Die USA haben erklärt, dass sie Israels Reaktion auf die palästinensischen Angriffe auf den Süden Israels uneingeschränkt unterstützen, obwohl das Land eine vollständige Belagerung des Gazastreifens verhängt und von Strom und Wasser abschneidet sowie flächendeckende Bombenangriffe auf die Zivilbevölkerung durchführt.
Beamter des Außenministeriums tritt wegen Waffentransfers nach Israel zurück
Am Mittwoch trat der hohe Beamte des Außenministeriums, Josh Paul, mit der Begründung zurück, dass die fortgesetzten Zusagen von US-Waffen dem israelischen Bombardement des Gazastreifens grünes Licht gäben, das keine Rücksicht auf die Opfer unter der Zivilbevölkerung nehme.
In seinem Rücktrittsschreiben erklärte Josh Paul, der seit über 11 Jahren als Direktor für Kongress- und Öffentlichkeitsarbeit im Büro für politisch-militärische Angelegenheiten des Außenministeriums tätig ist, dass die "blinde Unterstützung einer Seite" durch die Biden-Administration zu politischen Entscheidungen führe, die "kurzsichtig, destruktiv, ungerecht und im Widerspruch zu den Werten stehen, für die wir öffentlich eintreten".
"Die Reaktion Israels und damit die amerikanische Unterstützung sowohl für diese Reaktion als auch für den Status quo der Besatzung wird nur zu mehr und tieferem Leid sowohl für das israelische als auch für das palästinensische Volk führen", schrieb er und fügte hinzu: "Ich fürchte, wir wiederholen die gleichen Fehler, die wir in den letzten Jahrzehnten gemacht haben, und ich lehne es ab, noch länger daran teilzunehmen."

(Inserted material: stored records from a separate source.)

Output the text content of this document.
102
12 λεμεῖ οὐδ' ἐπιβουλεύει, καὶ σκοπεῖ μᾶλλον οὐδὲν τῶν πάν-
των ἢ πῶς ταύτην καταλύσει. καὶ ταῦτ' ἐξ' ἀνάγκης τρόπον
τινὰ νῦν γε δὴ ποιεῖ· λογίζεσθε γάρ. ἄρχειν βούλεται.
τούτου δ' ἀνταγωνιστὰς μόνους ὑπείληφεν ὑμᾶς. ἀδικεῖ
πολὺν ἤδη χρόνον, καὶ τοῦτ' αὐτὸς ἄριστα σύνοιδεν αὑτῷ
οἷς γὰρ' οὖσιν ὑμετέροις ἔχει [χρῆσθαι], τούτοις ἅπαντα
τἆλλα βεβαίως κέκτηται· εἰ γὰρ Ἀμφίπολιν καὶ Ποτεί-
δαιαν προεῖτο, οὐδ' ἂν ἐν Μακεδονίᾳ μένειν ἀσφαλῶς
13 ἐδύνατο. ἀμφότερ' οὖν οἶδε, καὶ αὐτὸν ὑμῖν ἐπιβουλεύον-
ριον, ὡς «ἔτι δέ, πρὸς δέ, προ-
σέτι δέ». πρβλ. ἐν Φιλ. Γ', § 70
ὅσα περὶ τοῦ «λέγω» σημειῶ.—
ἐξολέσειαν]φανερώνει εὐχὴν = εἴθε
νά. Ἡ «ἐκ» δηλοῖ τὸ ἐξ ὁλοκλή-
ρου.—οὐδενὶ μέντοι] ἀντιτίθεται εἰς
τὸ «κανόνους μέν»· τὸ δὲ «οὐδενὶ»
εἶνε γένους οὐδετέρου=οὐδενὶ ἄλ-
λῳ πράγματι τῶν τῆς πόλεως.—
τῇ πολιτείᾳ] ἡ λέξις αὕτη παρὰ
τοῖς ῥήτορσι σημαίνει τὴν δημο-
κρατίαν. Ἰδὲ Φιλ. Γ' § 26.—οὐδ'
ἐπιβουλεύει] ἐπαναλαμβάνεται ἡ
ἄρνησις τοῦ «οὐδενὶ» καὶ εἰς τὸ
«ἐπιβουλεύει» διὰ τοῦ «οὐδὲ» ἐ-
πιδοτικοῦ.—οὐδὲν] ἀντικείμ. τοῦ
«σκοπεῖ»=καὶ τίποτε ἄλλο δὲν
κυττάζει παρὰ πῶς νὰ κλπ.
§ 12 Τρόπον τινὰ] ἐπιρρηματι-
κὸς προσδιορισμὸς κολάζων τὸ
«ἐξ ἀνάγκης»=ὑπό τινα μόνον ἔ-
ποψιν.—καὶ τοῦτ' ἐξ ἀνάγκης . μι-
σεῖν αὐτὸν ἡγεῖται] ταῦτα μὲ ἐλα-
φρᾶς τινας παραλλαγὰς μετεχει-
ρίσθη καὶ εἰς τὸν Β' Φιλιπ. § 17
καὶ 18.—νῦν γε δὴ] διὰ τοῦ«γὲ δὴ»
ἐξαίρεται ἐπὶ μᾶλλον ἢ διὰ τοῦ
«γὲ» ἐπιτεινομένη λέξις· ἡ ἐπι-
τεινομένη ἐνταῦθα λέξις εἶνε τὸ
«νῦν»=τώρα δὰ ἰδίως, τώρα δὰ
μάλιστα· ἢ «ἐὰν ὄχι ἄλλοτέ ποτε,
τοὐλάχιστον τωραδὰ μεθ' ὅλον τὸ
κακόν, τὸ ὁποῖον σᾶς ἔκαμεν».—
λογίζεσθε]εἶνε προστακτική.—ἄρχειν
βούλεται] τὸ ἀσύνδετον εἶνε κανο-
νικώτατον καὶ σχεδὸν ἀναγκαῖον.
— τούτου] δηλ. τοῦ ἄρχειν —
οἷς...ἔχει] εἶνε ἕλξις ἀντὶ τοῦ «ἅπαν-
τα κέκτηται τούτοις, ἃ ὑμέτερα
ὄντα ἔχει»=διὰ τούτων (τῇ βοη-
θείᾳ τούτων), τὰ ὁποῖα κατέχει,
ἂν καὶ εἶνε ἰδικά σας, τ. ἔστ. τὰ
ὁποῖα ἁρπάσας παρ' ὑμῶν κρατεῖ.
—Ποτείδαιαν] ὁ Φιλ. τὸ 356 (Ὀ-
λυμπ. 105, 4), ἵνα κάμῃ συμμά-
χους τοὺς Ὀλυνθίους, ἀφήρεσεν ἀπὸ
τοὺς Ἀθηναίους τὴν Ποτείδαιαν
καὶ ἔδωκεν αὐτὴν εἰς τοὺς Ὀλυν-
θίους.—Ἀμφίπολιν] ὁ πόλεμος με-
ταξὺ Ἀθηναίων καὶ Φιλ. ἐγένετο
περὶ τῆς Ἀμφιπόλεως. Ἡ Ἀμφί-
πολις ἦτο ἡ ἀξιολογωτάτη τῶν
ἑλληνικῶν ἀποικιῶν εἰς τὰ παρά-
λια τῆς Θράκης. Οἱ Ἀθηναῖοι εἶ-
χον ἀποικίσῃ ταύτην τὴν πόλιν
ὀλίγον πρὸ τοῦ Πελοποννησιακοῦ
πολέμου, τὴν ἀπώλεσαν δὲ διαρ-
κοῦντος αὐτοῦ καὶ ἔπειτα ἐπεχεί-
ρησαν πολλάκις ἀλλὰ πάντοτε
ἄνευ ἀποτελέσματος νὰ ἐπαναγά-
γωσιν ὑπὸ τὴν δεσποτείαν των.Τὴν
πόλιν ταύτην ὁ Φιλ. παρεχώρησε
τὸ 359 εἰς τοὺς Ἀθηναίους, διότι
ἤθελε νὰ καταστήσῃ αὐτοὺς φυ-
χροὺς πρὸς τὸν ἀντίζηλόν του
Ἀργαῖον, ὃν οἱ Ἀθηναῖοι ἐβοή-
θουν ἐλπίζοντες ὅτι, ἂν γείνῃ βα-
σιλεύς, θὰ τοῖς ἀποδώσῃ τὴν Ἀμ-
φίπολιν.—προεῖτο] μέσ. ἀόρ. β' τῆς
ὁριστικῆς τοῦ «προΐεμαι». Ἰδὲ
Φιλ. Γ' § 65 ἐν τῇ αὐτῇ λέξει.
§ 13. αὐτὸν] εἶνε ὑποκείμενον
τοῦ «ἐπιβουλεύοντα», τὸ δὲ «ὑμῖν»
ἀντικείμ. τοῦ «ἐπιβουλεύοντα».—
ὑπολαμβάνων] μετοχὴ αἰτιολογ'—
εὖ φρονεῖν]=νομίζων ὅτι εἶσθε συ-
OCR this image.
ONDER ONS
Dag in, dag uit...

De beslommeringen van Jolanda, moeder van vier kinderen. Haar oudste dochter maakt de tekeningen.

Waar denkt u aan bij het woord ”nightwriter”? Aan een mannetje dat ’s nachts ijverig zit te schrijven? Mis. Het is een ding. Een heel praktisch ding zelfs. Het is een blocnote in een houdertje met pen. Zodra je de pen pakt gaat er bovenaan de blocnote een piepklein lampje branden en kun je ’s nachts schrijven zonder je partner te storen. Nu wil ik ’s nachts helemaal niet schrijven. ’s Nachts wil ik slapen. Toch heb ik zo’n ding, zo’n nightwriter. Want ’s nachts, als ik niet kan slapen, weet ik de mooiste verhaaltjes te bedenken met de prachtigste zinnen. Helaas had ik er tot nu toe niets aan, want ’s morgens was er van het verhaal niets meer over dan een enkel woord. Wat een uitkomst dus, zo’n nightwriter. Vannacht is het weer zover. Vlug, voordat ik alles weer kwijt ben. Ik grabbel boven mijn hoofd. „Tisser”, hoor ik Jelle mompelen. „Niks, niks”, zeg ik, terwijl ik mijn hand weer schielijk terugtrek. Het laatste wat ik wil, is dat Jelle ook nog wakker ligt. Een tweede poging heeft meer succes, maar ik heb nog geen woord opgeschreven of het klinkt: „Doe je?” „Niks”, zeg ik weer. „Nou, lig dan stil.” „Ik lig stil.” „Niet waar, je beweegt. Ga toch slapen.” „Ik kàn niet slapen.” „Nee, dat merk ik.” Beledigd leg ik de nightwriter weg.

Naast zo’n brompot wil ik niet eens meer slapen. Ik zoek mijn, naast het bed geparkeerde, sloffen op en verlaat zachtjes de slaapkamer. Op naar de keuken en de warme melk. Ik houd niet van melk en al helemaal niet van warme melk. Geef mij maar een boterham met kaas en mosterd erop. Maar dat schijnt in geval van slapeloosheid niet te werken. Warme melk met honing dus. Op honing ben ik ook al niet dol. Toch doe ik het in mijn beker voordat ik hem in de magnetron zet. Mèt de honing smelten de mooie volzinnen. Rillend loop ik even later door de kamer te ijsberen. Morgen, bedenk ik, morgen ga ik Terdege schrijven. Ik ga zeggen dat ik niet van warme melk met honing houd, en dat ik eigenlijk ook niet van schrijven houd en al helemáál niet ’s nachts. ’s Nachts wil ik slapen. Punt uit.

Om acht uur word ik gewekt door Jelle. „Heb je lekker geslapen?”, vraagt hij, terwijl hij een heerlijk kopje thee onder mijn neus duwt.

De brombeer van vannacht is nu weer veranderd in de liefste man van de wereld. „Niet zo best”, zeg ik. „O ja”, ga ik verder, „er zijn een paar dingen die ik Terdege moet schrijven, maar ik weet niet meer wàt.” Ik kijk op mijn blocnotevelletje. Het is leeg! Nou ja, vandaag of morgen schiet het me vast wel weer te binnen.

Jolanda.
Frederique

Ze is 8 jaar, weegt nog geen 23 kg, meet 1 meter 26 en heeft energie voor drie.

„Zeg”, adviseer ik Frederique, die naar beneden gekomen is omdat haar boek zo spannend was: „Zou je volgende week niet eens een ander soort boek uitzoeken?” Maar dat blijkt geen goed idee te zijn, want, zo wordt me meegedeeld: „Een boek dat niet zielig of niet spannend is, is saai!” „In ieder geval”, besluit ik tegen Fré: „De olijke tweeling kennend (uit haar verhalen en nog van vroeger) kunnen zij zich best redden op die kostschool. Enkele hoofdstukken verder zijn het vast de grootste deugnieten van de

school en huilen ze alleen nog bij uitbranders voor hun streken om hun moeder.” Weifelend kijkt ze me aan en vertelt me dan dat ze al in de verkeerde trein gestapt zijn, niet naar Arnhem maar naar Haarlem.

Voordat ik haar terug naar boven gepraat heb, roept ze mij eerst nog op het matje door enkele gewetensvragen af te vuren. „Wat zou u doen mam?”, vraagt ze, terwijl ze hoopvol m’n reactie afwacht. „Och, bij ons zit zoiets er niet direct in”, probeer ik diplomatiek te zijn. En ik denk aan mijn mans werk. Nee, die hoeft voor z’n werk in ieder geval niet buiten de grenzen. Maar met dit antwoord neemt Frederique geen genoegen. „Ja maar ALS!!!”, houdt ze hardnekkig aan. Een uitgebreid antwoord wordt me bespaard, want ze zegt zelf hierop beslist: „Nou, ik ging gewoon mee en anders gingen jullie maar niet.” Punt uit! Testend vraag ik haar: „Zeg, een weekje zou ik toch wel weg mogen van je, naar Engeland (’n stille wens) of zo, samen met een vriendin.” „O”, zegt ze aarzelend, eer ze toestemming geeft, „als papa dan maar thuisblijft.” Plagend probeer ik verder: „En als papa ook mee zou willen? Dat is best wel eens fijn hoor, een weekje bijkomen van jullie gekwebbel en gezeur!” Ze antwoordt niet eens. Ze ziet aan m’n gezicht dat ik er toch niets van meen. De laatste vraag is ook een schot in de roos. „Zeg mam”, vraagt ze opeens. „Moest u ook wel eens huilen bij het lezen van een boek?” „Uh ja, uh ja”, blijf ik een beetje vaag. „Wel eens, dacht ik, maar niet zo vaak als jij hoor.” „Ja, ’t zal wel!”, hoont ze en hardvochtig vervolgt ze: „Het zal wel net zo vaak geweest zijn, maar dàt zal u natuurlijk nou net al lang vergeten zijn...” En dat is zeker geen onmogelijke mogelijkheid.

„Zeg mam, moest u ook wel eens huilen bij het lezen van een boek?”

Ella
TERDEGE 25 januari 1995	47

In einem Interview sagte Paul, dass Israels Abschneiden des Gazastreifens von Wasser, Lebensmitteln, medizinischer Versorgung und Strom, einem Gebiet mit zwei Millionen Einwohnern, eine Reihe von seit langem bestehenden Bundesgesetzen auslösen sollte, die die Lieferung von Waffen an Menschenrechtsverletzer verhindern sollen. Aber diese gesetzlichen Schutzmaßnahmen versagen, sagte er. (New York Times, 19.10.2023: State Department Official Resigns Over Arms Transfers to Israel | https://www.nytimes.com/2023/10/19/us/state-department-official-resigns-israel-arms.html)
Europäische Staats- und Regierungschefs besuchen Israel, um Unterstützung für den Krieg zu zeigen, nicht um einen Waffenstillstand zu fordern.
Europäische Spitzenpolitiker - von der Leyen, Scholz, Sunak, Macron, - geben sich bei Israels rechtsextremen Ministerpräsidenten Netanjahu die Türklinke in die Hand. Aber sie besuchen Israel nicht, um zu einem Waffenstillstand und einem Ende des Mordens aufzurufen, sondern um zu zeigen, dass sie auf der Seite Israels stehen.
"Die EU gibt Israel buchstäblich einen Freibrief, um Gräueltaten gegen die Menschen in Palästina zu begehen."
Mick Wallace. irischer Abgeordneter im Europäischen Parlament, Linksfraktion The Left
"Die europäischen Staats- und Regierungschefs reisen mit zwei Botschaften in die Region. Erstens wollen sie ihre uneingeschränkte Unterstützung für Israel zum Ausdruck bringen, eine bedingungslose Unterstützung, unabhängig davon, was Israel tut", sagt Abdelhamid Siyam, Professor für Politikwissenschaft und Nahoststudien an der Rutgers University. "Zweitens versuchen sie, die Geiseln zu befreien und vielleicht über einen humanitären Korridor zu sprechen."
"So etwas hat es noch nie gegeben. Israel handelt ohne jede Rücksicht auf das Völkerrecht, begeht vor aller Augen Kriegsverbrechen, und diese Führer haben nicht einmal zu einem Waffenstillstand aufgerufen. Das hat es noch nie gegeben."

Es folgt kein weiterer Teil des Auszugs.